Quiz #2 / “HW4-Paired Data”

We will have a quiz (Quiz #2) tomorrow (Wednesday, Feb 26). The quiz will be a simple exercise involving generating a scatterplot and calculating the correlation coefficient (using the spreadsheet command =correl) for a  given paired data set.

To prepare for the quiz, review the class outline on those topics and also review the exercises from “HW4-Paired Data” on scatterplots and the correlation coefficient (exercises #6, 9, 10, 13, 14, 19, 22):

  • you can use the built-in spreadsheet function =correl to calculate the correlation coefficient for #6, 19, and 22
  • #19 and #22 ask for additional statistics related to linear regression–those won’t be covered on tomorrow’s quiz

Here are additional notes and hints on “HW4-Paired Data” (which is due Mon March 2)

  • #1-2, 5 (review of equations of lines, independent/dependent variables)
    • recall that if we have y given as a function of x, we call x the independent variable, and y the dependent variable
    • especially in the context of linear regression, where we get a linear function (or “linear model”)  y = α + βx that seeks to explain the y-variable in terms of the x-variable, then x is sometimes called the explanatory or input variable, and y is called the response or output variable
  • #3, 4, 20, 21, 22 (linear regression)
    • for #3 and 22, use the built-in spreadsheet functions =slope(y_data, x_data) and =intercept(y_data, x_data) to find the “least squares line” (i.e., the linear regression line y = α + βx, where α is the y-intercept and β is the slope
  • #7, 8, 17, 19 ask about the “coefficient of determination”

Quiz #1: Take-home quiz

Quiz #1 is a take-home quiz which was handed out in class today (if you weren’t in class, or need to print out another copy, you can find the pdf of the quiz under Files.)

Additionally, the dataset for the quiz can be accessed at

https://docs.google.com/spreadsheets/d/1VGJQVJmQY6xnTuW5EwQTcCJU5bWo9ajUtt2Y0i8Fdpc/edit?usp=sharing

The quiz is due at the beginning of class on Wednesday Feb 19 (which is our next class meeting, since the college is closed on Wed Feb 12 and Mon Feb 17).

The quiz is mainly a review of the basic statistics, graphs and spreadsheet commands we have covered so far. Reviewing the spreadsheets we worked on in class may be helpful.

 

Google Spreadsheet: Blood Cholesterol Example

Here is the Google spreadsheet we created in class yesterday (Mon Feb 3), using the blood cholesterol data from the textbook example (Ross, pp32-34):

https://docs.google.com/spreadsheets/d/1D8juK7QANNTCzAZeoA1b84AgmUm-Su8chms8B-rdphQ/edit?usp=sharing

We will continue working with this spreadsheet/data in class tomorrow.

Commute Time Project

(You can find a pdf of this Commute Times Project description in Files.)

Project #1: Commute Time Statistics
Due Date: Friday, May 15

For this project, you will collect and analyze data regarding how long it takes you to commute to campus. This project will count as 5% of your course grade.

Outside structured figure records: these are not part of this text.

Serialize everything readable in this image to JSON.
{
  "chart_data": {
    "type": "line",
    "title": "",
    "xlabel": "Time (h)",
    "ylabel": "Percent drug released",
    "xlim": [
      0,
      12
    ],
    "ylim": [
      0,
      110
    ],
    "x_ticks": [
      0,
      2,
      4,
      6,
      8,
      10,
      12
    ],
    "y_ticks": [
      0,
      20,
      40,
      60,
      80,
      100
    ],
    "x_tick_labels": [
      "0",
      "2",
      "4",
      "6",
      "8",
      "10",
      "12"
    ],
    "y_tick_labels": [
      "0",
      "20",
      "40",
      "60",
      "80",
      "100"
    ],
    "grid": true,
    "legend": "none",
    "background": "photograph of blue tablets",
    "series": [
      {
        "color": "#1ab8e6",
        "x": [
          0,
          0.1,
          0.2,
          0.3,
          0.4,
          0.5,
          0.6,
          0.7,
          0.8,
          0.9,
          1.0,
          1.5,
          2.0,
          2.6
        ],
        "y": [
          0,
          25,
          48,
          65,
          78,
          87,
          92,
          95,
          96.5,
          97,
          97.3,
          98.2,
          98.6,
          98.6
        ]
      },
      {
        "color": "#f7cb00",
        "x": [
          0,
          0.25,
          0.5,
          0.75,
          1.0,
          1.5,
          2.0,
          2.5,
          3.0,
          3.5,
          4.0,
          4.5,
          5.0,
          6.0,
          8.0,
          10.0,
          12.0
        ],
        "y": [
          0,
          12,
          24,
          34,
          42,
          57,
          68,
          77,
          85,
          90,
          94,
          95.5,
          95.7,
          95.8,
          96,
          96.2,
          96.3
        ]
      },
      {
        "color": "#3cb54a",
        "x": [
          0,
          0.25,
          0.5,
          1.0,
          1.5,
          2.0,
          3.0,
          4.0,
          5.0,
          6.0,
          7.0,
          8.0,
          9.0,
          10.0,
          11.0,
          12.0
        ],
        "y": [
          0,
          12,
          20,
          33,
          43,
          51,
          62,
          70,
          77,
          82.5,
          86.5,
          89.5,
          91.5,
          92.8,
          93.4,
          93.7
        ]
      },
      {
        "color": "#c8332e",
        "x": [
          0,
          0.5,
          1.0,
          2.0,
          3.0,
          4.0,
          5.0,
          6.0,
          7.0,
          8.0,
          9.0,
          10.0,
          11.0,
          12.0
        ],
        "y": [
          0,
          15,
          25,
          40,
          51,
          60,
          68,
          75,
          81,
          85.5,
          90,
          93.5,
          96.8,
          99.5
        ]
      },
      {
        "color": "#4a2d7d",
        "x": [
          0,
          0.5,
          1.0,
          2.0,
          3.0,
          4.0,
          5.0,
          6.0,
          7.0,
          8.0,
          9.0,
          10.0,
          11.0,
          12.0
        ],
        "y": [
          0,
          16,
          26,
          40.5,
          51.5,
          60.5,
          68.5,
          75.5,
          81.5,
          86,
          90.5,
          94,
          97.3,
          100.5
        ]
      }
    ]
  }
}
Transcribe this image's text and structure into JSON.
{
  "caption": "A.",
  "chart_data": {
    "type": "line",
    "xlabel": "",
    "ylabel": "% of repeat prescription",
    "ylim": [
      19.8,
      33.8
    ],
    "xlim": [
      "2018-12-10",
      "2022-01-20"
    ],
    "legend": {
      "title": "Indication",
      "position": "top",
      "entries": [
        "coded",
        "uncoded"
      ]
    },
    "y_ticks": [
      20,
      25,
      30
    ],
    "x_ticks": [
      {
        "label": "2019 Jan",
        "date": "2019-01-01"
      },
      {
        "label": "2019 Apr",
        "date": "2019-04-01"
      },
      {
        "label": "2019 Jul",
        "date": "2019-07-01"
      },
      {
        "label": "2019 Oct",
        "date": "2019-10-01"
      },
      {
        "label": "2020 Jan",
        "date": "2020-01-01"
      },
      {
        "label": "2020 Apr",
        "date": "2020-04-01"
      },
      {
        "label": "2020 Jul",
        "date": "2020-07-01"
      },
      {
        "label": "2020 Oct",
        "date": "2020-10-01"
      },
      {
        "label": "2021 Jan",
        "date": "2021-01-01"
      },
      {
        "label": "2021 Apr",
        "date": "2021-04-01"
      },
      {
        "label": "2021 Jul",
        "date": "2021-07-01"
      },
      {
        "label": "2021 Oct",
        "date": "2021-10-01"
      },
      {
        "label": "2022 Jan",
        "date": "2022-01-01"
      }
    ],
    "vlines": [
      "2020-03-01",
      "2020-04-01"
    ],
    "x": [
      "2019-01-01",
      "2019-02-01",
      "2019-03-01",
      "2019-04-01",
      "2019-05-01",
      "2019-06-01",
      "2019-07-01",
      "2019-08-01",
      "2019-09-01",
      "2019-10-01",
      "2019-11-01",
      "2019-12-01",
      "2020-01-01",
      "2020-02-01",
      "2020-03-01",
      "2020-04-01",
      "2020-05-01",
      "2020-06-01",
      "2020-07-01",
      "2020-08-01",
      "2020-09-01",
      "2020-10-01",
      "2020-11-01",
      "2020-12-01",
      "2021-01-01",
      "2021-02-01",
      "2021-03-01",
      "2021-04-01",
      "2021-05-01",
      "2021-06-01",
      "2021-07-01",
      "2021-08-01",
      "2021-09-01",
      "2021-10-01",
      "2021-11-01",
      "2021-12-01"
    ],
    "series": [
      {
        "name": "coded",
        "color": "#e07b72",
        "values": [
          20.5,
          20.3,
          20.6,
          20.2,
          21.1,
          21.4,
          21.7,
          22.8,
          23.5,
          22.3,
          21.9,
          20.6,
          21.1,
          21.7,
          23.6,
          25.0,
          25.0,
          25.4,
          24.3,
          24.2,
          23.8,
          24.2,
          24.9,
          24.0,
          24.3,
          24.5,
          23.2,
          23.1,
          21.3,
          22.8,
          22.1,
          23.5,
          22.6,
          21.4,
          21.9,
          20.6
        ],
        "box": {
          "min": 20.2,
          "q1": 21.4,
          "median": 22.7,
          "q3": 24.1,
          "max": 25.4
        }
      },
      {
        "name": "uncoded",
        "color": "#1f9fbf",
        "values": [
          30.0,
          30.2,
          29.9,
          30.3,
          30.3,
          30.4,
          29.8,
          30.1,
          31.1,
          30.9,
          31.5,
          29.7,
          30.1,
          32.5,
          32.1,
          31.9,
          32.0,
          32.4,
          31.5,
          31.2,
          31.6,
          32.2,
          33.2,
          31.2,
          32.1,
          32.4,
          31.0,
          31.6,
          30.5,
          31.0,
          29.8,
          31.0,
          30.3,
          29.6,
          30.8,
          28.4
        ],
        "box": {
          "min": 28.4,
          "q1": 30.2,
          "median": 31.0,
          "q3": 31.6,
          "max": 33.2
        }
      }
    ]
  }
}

Data collection: Each time you commute to campus this semester, record how long your commute takes:

  • Set up a spreadsheet with columns for “Date” and “Commute time”; you can also include an optional third column for “Notes.”
  • Each time you commute to campus, make a note of what time you start your commute and what time you arrive (or just use a stopwatch on your phone). Subsequently enter the data in your spreadsheet.
    • If you are using Google Sheets you can record this data immediately if you install the Google Sheets app on your phone. Alternatively, write down the data, and later transfer it to your spreadsheet.
  • Use the optional “Notes” column to record information that may be useful later when you analyze your commute times. E.g., if you use different commute routes you may want to record which route you used; if your commute takes much longer than usual, you may want to record why (subway delay, stops along the way, etc).

 

 

Data analysis: At the end of the semester you will:

  • use your spreadsheet to create a frequency table and histogram using your data, and compute the standard summary statistics (mean, median, variance, standard deviation);
  • briefly describe (in 1-2 paragraphs) the distribution and analyze the summary statistics.  Further details (and my example) on how to describe the distribution and analyze the summary statistics will be discussed in class over the course of the semester.

Please set up a spreadsheet now, and start recording your commute times!